Tom Cullberg

If you haven’t had a chance to visit the recently renamed Brundyn + Gonsalves gallery in Loop St., Cape Town (formerly iArt gallery), we recommend getting there before the 14th of March to see painter Tom Cullberg’s solo exhibition entitled ‘Periphery’.

Periphery finds Cullberg navigating the border between the tangible and intangible, and is the first time that his abstracts have come to the fore alongside his signature cover portraits – and yet somehow the combination of abstract paint-scapes and representational cover portraits never feels disparate. The two dissimilar styles work in unison towards fleshing out Cullberg’s painterly objectives.

Throughout the exhibition, Cullberg’s unifying thread is the creation of a space comprised of subjective and personal free-association. This applies both to the artist himself during the creation process and to the viewer, who is observing the paintings.
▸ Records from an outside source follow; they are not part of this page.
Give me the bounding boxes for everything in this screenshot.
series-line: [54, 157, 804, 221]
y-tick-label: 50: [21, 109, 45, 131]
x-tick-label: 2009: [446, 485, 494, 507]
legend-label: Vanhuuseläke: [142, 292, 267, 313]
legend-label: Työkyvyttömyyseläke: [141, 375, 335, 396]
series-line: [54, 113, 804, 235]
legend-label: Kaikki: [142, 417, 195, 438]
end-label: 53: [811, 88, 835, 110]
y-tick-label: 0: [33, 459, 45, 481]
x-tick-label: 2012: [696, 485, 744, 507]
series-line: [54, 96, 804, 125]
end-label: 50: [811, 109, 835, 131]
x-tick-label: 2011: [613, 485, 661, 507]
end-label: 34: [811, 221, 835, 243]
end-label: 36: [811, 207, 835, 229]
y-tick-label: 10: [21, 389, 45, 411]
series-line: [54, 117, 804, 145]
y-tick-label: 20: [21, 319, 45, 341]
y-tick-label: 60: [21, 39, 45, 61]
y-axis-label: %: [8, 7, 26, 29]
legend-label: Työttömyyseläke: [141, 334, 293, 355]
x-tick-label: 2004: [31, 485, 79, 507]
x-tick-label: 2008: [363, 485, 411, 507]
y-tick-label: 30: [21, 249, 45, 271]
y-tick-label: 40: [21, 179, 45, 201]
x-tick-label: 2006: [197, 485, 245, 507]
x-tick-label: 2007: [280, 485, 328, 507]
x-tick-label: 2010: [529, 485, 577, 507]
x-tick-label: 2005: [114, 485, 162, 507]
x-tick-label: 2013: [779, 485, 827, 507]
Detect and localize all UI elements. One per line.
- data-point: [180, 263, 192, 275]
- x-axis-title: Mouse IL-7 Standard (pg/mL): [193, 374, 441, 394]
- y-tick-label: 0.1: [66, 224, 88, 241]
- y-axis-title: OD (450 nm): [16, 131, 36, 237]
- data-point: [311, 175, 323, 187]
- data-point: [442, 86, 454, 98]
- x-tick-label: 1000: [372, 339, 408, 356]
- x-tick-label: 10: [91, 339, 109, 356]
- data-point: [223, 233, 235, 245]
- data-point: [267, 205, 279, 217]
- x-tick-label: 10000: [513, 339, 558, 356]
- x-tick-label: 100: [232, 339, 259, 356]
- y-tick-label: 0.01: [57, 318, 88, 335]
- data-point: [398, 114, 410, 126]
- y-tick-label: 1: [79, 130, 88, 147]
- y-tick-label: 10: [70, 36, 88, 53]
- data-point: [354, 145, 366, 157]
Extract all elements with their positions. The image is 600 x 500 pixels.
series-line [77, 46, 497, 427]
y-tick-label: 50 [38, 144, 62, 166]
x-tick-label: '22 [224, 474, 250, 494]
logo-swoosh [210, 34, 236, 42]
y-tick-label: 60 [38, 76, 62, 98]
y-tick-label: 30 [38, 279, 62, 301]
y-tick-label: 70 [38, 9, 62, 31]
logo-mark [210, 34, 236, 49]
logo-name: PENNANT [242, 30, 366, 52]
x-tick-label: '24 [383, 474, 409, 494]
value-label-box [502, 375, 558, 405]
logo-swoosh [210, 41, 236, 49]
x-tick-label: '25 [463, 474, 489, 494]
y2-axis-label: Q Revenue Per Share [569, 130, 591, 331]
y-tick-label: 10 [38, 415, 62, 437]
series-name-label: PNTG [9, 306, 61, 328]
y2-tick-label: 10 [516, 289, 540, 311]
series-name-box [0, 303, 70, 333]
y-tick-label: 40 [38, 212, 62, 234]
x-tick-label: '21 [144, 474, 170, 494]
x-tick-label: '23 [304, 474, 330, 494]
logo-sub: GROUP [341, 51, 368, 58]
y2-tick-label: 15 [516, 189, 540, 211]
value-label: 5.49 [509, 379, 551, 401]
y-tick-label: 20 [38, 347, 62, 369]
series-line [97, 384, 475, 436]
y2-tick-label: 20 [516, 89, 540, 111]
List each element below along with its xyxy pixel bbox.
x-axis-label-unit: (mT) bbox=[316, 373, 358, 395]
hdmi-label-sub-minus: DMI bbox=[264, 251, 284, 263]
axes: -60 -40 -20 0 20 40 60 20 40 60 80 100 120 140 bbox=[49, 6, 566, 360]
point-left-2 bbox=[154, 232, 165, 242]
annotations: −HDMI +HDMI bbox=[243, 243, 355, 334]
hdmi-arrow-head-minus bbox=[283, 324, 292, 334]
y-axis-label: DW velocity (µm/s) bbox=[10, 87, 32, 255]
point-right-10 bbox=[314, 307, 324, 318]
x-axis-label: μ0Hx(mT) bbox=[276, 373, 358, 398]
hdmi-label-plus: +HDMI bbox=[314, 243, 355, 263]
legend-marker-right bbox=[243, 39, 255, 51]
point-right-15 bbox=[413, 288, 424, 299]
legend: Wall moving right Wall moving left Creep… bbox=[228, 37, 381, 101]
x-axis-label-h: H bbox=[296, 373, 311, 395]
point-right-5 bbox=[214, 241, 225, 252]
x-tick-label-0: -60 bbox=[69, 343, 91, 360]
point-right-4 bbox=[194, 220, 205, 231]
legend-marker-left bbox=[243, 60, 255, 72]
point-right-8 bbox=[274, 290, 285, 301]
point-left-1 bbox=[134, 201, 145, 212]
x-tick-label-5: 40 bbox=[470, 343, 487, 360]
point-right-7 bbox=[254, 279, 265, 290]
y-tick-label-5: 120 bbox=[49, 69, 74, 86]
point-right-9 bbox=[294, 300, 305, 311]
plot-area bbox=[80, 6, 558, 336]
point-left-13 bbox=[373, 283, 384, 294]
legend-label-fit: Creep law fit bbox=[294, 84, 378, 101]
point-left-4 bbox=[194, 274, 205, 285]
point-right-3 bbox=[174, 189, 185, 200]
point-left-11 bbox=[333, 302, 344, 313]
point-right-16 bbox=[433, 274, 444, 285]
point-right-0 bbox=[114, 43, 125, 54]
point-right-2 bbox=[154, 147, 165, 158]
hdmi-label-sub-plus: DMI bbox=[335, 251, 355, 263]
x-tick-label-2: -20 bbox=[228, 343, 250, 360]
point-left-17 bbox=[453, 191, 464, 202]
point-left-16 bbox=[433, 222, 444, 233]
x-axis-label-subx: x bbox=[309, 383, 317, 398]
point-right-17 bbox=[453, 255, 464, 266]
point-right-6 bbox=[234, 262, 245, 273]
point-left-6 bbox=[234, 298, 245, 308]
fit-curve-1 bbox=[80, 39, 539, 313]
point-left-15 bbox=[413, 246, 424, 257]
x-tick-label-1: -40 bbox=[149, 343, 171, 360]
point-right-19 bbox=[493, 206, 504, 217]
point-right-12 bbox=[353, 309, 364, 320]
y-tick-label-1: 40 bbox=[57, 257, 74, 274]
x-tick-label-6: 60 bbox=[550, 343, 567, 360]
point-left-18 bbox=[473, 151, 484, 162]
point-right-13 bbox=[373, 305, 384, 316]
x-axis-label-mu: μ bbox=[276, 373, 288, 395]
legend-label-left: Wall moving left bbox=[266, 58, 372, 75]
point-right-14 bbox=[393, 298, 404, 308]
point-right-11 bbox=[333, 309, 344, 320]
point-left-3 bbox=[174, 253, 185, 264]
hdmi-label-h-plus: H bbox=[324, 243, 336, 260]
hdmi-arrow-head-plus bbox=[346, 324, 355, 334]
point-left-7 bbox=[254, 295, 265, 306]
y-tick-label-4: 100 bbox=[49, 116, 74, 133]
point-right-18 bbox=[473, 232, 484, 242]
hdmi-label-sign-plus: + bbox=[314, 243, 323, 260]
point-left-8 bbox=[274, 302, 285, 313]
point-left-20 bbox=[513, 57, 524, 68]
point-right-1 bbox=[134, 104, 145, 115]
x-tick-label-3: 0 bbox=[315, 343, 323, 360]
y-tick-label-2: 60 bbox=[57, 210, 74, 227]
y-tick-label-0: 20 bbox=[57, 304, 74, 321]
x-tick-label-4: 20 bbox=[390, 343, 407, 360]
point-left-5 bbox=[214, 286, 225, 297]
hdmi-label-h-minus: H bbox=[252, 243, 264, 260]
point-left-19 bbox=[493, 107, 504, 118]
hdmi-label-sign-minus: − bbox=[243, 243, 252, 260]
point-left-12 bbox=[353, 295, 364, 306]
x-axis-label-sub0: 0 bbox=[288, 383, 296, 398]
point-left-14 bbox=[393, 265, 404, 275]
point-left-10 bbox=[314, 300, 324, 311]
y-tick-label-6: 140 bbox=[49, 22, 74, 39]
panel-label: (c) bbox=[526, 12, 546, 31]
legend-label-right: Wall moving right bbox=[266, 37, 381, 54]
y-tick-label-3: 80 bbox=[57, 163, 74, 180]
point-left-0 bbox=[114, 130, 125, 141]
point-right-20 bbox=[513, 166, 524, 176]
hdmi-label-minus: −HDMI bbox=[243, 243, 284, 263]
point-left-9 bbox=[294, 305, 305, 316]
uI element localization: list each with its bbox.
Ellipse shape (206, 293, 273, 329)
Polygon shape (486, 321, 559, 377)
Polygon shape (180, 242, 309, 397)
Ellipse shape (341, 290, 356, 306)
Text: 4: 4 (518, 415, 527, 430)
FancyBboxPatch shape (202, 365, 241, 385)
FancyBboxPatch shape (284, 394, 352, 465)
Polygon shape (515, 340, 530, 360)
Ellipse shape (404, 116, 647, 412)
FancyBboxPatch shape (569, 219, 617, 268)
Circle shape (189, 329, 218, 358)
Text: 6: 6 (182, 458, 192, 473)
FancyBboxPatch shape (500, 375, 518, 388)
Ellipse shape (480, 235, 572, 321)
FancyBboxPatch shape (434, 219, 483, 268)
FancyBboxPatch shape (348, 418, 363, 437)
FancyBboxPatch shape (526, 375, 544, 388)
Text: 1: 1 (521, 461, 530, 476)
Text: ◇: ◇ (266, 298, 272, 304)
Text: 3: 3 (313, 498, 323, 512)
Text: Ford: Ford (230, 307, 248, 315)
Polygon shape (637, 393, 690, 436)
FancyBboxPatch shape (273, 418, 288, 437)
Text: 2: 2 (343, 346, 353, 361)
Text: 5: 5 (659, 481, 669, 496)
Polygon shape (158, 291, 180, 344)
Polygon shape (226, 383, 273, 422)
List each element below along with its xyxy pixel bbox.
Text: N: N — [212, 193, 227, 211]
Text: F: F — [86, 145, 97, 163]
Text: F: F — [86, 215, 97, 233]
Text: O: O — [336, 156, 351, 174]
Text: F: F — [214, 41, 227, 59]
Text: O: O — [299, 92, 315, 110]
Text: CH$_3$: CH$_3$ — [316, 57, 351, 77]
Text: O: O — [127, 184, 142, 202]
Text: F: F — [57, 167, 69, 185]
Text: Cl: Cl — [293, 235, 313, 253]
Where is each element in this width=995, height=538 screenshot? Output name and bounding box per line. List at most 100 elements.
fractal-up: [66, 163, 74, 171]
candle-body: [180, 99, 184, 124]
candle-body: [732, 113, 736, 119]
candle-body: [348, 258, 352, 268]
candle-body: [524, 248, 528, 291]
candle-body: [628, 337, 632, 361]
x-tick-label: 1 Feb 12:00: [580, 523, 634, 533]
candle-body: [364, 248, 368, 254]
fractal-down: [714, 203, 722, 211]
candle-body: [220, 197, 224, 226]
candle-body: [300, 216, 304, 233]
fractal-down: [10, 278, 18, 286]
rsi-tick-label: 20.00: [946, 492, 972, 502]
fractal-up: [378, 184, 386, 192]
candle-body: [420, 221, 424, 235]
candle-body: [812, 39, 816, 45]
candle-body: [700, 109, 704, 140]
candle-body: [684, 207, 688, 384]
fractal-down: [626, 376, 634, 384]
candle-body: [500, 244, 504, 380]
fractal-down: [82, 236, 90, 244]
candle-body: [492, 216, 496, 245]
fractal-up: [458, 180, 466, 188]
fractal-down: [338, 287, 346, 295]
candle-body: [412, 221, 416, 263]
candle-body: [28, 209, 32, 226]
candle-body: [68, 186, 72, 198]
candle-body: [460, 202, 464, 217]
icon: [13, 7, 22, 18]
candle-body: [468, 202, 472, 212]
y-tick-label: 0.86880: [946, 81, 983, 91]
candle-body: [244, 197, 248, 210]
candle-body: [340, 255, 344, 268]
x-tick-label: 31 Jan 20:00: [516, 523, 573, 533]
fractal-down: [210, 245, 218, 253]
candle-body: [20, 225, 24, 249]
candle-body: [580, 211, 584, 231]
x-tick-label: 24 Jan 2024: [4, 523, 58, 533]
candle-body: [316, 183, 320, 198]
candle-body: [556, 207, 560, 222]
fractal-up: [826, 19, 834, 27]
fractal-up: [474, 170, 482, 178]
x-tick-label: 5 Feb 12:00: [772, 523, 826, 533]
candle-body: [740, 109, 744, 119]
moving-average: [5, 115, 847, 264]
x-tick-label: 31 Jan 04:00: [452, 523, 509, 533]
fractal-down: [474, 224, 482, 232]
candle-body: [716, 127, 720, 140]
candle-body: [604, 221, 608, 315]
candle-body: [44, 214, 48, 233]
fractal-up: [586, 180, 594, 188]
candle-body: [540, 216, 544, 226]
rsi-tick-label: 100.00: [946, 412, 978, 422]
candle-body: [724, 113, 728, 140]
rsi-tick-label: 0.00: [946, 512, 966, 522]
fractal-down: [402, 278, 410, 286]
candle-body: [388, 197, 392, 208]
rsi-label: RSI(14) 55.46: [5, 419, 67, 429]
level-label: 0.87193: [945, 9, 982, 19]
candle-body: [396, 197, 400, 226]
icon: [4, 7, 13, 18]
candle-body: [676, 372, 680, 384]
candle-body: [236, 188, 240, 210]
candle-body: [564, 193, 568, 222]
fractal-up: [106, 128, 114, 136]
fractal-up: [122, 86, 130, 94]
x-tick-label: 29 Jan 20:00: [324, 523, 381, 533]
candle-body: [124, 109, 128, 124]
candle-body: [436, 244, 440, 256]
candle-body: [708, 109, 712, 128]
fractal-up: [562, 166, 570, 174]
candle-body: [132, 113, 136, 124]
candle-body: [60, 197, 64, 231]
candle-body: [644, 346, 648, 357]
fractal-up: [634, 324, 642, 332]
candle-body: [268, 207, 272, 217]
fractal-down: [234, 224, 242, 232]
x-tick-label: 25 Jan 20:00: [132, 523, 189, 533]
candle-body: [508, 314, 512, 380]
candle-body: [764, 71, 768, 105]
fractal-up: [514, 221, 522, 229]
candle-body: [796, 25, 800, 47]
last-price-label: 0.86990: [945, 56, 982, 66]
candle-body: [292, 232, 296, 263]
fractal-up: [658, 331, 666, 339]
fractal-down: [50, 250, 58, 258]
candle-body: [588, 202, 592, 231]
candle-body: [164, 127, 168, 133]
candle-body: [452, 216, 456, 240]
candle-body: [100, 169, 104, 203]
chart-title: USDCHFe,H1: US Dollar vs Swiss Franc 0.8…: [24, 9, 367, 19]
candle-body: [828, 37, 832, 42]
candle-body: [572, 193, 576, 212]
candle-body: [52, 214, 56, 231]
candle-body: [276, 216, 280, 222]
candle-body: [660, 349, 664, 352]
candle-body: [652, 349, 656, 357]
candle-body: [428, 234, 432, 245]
With little or no sense of a planned outcome or destination, the artist intuitively peruses the annals of his record and book collections and viscerally responds to his medium.

Subsequently, the logic behind his diverse arrangements of covers from his collections of pop, jazz and classical records, art theory texts, novels, children’s books and exhibition catalogues, is often opaque. Resembling a garage sale, the works play directly into the viewer’s tendency to formulate associations and bestow narratives based on what is familiar or intrigues.

Cullberg’s paintings exhibit a strong musical sensibility as brushwork, gestural lines and colour move into unconstrained intuitive territory. As a foil to the associative nature of the cover portraits, the abstracts mark a space of reflection. Exhibited alongside one another, the viewer is perpetually tugged between objective recognition and cognitive free-association, a space define as periphery.

Born in 1972 in Stockholm, Sweden, Tom Cullberg currently lives and works in Cape Town.